Arvo Part, born September 11, 1935, is an Estonian classical composer and composer of sacred music.
Since the late 1970s, Pärt has worked in a minimalist style that employs his self-invented compositional technique, tintinnabuli. His music also takes inspiration from Gregorian chant. He is often associated with the New Simplicity movement.
Pärt was born in Paide, Järva County, Estonia. A prolonged struggle with Soviet officials led him to emigrate with his wife and their two sons in 1980. He lived first in Vienna, where he took Austrian citizenship and then relocated to Berlin, Germany, in 1981. He returned to Estonia around the turn of the 21st century and now lives alternately in Berlin and Tallinn. He speaks fluent German and has German citizenship as a result of living in Germany since 1981.
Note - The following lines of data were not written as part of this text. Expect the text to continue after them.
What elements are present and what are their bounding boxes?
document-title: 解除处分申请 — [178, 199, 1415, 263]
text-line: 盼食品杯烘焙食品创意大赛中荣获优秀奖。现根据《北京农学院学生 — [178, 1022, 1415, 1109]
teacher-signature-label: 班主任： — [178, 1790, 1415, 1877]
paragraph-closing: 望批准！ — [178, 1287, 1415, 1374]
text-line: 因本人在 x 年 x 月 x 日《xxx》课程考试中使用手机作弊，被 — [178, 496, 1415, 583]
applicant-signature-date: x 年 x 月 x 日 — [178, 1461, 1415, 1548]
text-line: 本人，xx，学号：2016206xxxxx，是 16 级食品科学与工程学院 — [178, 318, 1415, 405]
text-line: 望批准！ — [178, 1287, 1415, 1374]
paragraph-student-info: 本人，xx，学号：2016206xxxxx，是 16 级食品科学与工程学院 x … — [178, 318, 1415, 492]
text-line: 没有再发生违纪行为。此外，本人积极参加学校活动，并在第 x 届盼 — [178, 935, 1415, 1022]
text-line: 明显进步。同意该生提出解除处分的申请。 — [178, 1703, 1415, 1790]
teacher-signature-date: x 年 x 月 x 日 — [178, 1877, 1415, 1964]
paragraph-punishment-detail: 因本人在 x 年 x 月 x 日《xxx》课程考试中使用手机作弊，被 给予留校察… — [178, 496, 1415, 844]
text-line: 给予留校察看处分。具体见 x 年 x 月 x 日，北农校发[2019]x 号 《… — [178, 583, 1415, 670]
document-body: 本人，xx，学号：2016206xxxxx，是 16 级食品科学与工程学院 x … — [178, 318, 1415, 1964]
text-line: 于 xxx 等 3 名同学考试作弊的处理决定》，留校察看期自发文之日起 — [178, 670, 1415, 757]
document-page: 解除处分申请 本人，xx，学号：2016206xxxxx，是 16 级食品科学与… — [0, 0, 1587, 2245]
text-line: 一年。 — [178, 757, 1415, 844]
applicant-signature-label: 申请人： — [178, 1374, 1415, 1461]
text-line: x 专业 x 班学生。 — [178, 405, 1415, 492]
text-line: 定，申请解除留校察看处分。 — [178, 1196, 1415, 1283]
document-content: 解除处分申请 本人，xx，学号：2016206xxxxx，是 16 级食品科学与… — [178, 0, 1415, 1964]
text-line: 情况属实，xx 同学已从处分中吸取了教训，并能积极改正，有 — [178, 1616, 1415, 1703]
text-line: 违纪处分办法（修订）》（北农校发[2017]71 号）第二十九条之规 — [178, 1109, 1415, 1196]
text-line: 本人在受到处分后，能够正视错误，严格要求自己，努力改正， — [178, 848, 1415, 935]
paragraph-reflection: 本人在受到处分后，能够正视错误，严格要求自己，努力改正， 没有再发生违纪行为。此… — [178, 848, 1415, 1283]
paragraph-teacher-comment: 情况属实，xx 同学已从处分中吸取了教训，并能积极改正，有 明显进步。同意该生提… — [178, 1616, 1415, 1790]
Spiegel im Spiegel is a piece of music written by Arvo Pärt in 1978, just prior to his departure from Estonia. The piece is in the tintinnabular style of composition, wherein a melodic voice, operating over diatonic scales, and tintinnabular voice, operating within a triad on the tonic, accompany each other. It is about ten minutes long.
The piece was originally written for a single piano and violin – though the violin has often been replaced with either a cello or a viola. Versions also exist for double bass, clarinet, horn, flute, bassoon, and percussion. The piece is an example of minimal music.
The piece is in F major in 6/4 time, with the piano playing rising crotchet triads and the second instrument playing slow scales, alternately rising and falling, of increasing length, which all end on the note A (the mediant of F). The piano’s left hand also plays notes, syncopated with the violin (or other instrument).
“Spiegel im Spiegel” in German literally can mean both “mirror in the mirror” as well as “mirrors in the mirror”, referring to the infinity of images produced by parallel plane mirrors: the tonic triads are endlessly repeated with small variations as if reflected back and forth.